Trump llegó a decir que Xi era «probablemente el líder más poderoso que ha tenido China en cien años» y que entre ambos había una «gran química». Durante bastante tiempo, el tono amistoso se mantuvo, con intercambios epistolares que Trump llegó a calificar en público como «cartas de amor». Pero el bromance duró hasta que el estadounidense lanzó en 2018 su guerra comercial contra China, a la que acusaba de beneficiarse de robos de propiedad intelectual, manipulación de divisas y de un déficit comercial crónico. Pekín interpretó esta ofensiva como un intento de Washington de frenar el desarrollismo chino, por lo que no se dejó intimidar y entró en el juego del ojo por ojo con un continuo intercambio de golpes arancelarios.
Ambos líderes intentaron reconducir de nuevo la relación en varias cumbres que coincidieron, sobre todo en la del G-20 de Osaka de 2019. Pero la pandemia precipitó una ruptura más amplia con Trump haciendo continuas alusiones al «virus chino» y alimentando la teoría de que el Covid se había creado en un laboratorio de Wuhan. A esto se sumaba su cruzada contra la expansión de la red 5-G del gigante chino Huawei. Luego llegó el demócrata Joe Biden a la Casa Blanca, estirando una rivalidad más dura con China que provocaba muchos ecos de una nueva Guerra Fría.
Las relaciones entre las dos economías más grandes del mundo se encontraban en un punto crítico cuando Trump asumió por segunda vez la presidencia. La nueva guerra comercial global del estadounidense no ayudó a calmar las tensiones. China, de nuevo, aguantó el pulso y retomó el viejo juego del ojo por ojo. Si uno cerraba el paso de los chips para reprimir el desarrollo tecnológico de su rival, el otro respondía bloqueando los minerales imprescindibles para fabricar estos chips. Si uno lanzaba una cuchillada milimétrica en forma de aranceles, el otro contratacaba de la misma manera.
Para apagar muchos fuegos entre las dos superpotencias, los líderes, tras conversar tres veces por teléfono este año, quedaron en reencontrarse cara a cara en Corea del Sur, aprovechando que ambos estaban invitados a una cumbre regional, el Foro de Cooperación Económica Asia-Pacífico (APEC). Trump llega crecido tras ser cortejado en sus anteriores paradas de la gira asiática, en Malasia y en Japón. En la primera pudo colgarse otra medalla en su presentación como pacificador global después de presidir una ceremonia de paz entre Tailandia y Camboya, dos vecinos que en verano protagonizaron un choque militar en su frontera.

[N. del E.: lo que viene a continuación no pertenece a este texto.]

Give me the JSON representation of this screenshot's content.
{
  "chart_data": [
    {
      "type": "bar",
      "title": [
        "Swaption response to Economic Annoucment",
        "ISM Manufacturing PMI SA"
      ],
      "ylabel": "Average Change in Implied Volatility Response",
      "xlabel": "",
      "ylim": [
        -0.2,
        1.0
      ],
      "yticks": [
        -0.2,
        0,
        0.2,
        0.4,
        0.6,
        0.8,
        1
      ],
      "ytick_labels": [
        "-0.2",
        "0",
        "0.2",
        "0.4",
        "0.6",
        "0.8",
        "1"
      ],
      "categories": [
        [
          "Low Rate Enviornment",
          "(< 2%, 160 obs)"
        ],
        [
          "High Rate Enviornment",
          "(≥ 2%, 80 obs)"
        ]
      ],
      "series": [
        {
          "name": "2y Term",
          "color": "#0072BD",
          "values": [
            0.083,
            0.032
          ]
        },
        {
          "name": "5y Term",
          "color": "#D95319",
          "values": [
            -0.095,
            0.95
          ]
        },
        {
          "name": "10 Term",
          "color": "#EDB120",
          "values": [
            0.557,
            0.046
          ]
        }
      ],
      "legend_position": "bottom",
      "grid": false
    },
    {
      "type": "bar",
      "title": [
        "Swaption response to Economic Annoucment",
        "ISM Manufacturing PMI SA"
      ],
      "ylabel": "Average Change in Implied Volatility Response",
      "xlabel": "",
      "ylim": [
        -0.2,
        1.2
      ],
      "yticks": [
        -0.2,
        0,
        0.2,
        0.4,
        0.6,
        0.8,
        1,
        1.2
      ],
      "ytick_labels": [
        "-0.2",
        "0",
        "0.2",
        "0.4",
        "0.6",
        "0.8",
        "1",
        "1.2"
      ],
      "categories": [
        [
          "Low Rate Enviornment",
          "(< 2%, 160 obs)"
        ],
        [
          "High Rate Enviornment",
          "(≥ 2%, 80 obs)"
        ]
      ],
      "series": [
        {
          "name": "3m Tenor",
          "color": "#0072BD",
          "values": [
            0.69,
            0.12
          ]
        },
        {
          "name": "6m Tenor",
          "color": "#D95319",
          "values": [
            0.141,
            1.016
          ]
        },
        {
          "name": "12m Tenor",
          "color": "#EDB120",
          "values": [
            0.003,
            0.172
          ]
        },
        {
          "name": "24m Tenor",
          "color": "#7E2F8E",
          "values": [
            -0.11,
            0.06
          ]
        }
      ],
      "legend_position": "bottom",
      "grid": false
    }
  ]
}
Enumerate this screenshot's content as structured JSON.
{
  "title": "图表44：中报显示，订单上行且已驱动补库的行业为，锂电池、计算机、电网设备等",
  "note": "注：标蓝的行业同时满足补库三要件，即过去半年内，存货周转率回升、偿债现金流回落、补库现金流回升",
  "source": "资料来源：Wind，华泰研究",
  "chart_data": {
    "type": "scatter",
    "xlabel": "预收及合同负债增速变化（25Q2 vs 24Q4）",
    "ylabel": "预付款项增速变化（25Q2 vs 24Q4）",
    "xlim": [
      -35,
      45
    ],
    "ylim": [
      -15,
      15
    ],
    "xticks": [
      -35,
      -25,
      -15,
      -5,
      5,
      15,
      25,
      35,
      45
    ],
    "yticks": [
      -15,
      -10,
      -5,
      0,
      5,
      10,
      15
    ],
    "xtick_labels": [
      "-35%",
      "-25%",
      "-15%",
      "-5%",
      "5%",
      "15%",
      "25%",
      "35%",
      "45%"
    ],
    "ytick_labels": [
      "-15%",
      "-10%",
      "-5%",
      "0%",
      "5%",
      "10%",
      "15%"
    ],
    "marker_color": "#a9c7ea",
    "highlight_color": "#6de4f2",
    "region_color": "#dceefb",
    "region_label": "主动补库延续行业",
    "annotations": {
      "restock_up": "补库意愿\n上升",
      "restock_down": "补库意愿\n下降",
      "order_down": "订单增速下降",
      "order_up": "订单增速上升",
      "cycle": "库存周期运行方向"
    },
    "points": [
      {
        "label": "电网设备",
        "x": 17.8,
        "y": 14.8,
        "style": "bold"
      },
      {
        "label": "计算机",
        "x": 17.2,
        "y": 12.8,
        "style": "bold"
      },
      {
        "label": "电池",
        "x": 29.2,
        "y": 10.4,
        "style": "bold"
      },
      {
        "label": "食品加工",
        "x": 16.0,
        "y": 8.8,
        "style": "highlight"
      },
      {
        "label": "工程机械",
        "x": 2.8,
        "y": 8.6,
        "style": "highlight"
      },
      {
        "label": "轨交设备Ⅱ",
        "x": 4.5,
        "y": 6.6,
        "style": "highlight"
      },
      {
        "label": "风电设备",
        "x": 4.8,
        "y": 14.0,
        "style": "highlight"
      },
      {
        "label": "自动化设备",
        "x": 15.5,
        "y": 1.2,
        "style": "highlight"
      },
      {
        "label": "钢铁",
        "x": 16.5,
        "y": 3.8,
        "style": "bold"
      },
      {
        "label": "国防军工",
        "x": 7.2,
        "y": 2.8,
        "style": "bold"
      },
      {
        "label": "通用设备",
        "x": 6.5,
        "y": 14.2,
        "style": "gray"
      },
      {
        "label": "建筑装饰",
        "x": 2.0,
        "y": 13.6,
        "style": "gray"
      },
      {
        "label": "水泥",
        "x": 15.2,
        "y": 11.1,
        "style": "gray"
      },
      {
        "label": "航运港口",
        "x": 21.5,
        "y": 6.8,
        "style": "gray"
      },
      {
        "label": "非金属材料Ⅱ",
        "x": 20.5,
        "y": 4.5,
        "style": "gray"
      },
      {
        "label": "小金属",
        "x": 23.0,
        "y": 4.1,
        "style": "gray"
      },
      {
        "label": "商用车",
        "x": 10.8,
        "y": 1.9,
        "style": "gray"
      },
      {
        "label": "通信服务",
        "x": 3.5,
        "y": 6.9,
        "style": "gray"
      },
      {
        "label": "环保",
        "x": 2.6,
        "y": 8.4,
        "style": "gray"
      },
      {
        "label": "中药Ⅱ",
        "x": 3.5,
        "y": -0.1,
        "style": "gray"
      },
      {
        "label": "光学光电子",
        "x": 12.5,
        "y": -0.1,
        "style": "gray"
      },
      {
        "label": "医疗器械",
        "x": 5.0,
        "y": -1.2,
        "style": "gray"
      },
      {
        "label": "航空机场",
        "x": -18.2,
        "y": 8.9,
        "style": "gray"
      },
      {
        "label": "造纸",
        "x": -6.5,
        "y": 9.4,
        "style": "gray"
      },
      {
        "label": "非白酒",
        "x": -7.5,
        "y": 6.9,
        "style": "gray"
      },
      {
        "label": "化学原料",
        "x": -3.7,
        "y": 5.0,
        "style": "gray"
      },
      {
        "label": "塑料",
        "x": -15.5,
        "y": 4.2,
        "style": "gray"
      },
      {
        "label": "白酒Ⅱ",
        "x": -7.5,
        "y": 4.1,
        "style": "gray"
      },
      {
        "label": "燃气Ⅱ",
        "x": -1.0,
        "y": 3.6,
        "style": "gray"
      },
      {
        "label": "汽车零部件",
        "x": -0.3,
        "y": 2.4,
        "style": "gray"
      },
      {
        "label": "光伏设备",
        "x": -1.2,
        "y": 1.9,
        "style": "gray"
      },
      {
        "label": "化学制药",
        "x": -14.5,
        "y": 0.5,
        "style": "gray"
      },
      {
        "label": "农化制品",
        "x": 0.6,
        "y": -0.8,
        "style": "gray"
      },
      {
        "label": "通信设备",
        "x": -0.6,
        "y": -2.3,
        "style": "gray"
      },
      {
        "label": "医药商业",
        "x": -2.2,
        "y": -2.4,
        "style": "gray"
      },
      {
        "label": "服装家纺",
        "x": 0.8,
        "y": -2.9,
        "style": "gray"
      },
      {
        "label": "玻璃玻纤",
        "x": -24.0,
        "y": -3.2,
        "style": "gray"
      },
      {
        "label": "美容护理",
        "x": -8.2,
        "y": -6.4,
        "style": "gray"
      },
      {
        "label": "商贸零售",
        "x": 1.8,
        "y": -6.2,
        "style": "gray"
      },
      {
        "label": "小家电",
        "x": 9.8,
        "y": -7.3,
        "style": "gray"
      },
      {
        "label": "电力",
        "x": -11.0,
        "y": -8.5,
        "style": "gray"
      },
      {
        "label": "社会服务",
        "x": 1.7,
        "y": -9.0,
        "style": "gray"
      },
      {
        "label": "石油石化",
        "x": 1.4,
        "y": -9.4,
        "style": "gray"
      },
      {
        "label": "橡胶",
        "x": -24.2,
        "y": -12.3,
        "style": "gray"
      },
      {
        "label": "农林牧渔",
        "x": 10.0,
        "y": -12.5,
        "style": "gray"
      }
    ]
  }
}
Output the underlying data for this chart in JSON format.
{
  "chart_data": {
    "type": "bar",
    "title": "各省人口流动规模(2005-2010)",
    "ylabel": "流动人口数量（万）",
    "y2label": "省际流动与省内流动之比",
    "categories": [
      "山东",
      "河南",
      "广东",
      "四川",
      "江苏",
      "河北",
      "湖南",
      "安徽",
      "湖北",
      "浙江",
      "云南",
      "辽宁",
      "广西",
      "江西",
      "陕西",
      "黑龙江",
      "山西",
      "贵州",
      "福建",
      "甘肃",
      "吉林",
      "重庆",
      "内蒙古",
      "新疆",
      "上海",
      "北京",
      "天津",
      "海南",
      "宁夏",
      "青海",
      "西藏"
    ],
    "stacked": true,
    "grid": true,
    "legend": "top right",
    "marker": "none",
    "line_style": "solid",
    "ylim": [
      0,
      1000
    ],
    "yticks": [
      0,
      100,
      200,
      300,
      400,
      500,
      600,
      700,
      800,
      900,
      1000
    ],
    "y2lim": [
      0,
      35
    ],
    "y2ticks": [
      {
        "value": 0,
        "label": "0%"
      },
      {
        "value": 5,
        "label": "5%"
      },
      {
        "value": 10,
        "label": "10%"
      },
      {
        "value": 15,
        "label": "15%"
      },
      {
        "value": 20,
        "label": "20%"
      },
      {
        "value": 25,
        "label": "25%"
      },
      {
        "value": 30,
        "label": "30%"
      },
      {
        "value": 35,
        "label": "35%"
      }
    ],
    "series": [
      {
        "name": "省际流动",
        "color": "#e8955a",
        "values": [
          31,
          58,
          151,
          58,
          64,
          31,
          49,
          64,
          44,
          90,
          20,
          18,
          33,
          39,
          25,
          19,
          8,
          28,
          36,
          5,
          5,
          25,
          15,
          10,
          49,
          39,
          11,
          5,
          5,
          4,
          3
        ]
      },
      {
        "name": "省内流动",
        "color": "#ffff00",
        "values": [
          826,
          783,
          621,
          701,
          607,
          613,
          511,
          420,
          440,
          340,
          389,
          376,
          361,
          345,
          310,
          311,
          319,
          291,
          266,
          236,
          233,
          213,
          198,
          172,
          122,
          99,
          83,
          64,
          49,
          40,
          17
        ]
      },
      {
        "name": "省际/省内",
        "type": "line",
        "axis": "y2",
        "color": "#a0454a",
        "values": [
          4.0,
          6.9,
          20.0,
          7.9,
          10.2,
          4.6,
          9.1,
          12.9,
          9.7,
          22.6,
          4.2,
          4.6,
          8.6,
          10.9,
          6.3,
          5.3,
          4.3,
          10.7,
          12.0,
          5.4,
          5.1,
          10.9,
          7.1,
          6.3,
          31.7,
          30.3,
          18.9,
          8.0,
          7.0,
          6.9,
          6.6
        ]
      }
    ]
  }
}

«Esta es una de las ocho guerras que mi administración ha terminado en tan solo ocho meses», presumió Trump. El estadounidense ha demostrado que su país continúa aferrado a la hegemonía como el principal árbitro de los conflictos globales, mientras que China ha tratado de potenciar su papel como mediador en varios frentes, pero prácticamente sin ningún resultado salvo cuando logró hace un par de años la reconciliación de Irán y Arabia Saudí. Tanto en Ucrania como en Gaza, los diplomáticos de Pekín defendieron que podían ser útiles para lograr acuerdos de paz. Pero todo se quedó en buenas (o simuladas) intenciones.
En la guerra de Ucrania, Xi Jinping está atado a la alianza estratégica con el invasor Vladimir Putin. Una «amistad sin límites», como ambos autócratas han descrito, que Trump trató sin éxito de al menos agrietar con su acercamiento inicial al líder ruso.
Otro punto que lleva un tiempo alejado de la frenética actualidad mediática es Taiwan, la isla autogobernada que China reclama como parte de su territorio. Trump ha dicho públicamente que Xi se comprometió a que Pekín no invadiría Taiwan «mientras él fuera presidente». De lo que el republicano no se ha pronunciado, a diferencia de su antecesor, es si defenderá militarmente a la Taipei en caso de un ataque del ejército chino.